From Design to Product: Some Take-Home Points after Recent Stanford NeoDesign Focus Group Conference

Neonatal aspirator, the winning design from the 3DHEALS and Voices of Africa hackathon by Kyle Gaiser

In a time of customization to match our personal needs, why do we continue to use the healthcare technologies designed for adults on newborns? The NeoDesign focus group, organized by the Division of Neonatology at the Stanford Children’s Hospital, meets monthly and aims to change this. The event on May 15th, 2017 was hosted by Dr. Vinod Bhutani and Dr. William D Rhine.

The goals of the group are to better understand and incorporate “design thinking” into clinical workflow and innovation efforts, as well as recognize the clinical, business, and ethical hurdles to testing and implementing devices and technology into neonatal care. The take home-points from this conference are valuable to everyone who wants to innovate in healthcare anywhere in the world. In fact, many of the issues addressed during the conference were encountered during our (3DHEALS) collaborative hackathon with Voice of Africa Foundation very recently in designing a neonatal aspirator. (We will report on this later.)

There are three main take-home points:

  1. Idea generation

Finding a use case before making the device!

Too often a device or software is created and it is only after this that the search is on for a use and how it can be integrated into the current standard of care. Connection forum(s) are necessary to bring nurses, clinicians, and engineers together to identify and solve problems. Even better is having engineers actually go and see what the doctors and nurses are doing in their practice. In this way, everyone can see what is being done and understand the real problems.

In addition to the NeoDesign group, the Biodesign program at Stanford (represented at this meeting by Dr. James Wall) is another trying to bridge this gap. They help create teams of engineers, clinicians, and industry partners in addition to teaching them to manage innovation teams. One example of how they do this is by bringing a psychologist to speak with the teams to help create a common language between the different disciplines.
      2. Funding the idea

The NIH has a budget in 4 month increments, which makes it hard to predict funding in the future. The Coulter centre and NSF were identified by panelists as other potential sources of grants and funding. These are all possible opportunities but a love of your work and an internal desire to create a better healthcare system are necessary to succeed.

I spoke with one clinician, Regine Marie Fortunov, MD at Baylor College of Medicine, whose goal was to create a new neonatal resuscitation documentation software. To accomplish this, she learned to code in-between putting her kids to bed and her own midnight bedtime. Then she would wake at 6 to get the kids to school and head back to the hospital. In the hospital, in addition to her own work, she gathered feedback on the app from nurses and other clinicians. She couldn’t outsource the coding aspect because funding wasn’t available. A positive spin to the fact that the coding was done by herself, meant that feedback could be instantly integrated for a new update. After six months of hard work, she is now partnering with other hospitals and hoping to develop the software for widespread adoption. This is just one example of how a project first needs the investment from the individual.
      3. The testing hurdles


Demonstrating safety is the minimum entry test into the healthcare system.

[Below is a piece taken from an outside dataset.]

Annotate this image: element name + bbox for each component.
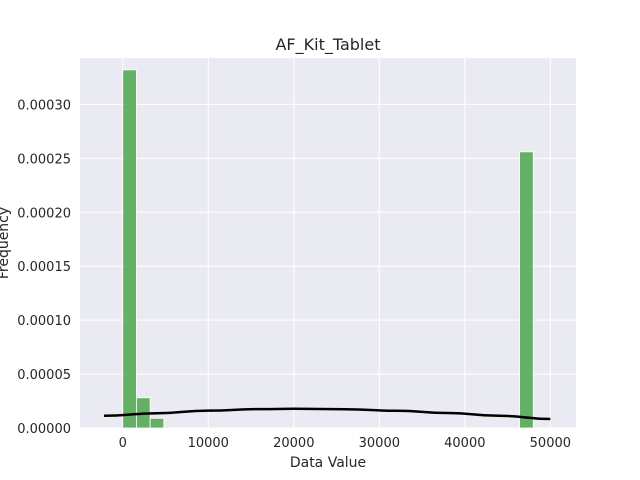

There are regulatory trials to show safety, and clinical trials to prove that the device or software is actually useful. These trials are sometimes overlapping but is not always the case. The NIH panelist during the conference gave a heads up that the NIH will be revamping how they are doing and accepting clinical trials in the future, including the quality of clinical trials. For both safety and efficacy studies, it is suggested to have composite (and/or many) different endpoints so as to better define the difference that introducing the device or technology has on the current standard of care.

In an evidence-based system, data demonstrating the usefulness of new devices and software is paramount to approval for use. A lack of studies using, and benefiting from, the new technology is therefore just as large a hurdle as demonstrating safety. A proposed solution is greater communication and connections between academia, hospitals, and manufacturers to create evidence of efficacy. In other words, a meeting of the minds on validation and development.

Finally, throughout the innovation process, involvement of patients and parents should not to be forgotten. They are often the key drivers to push for change and innovations, at the same time, acting as great advocates and potential sources of funding.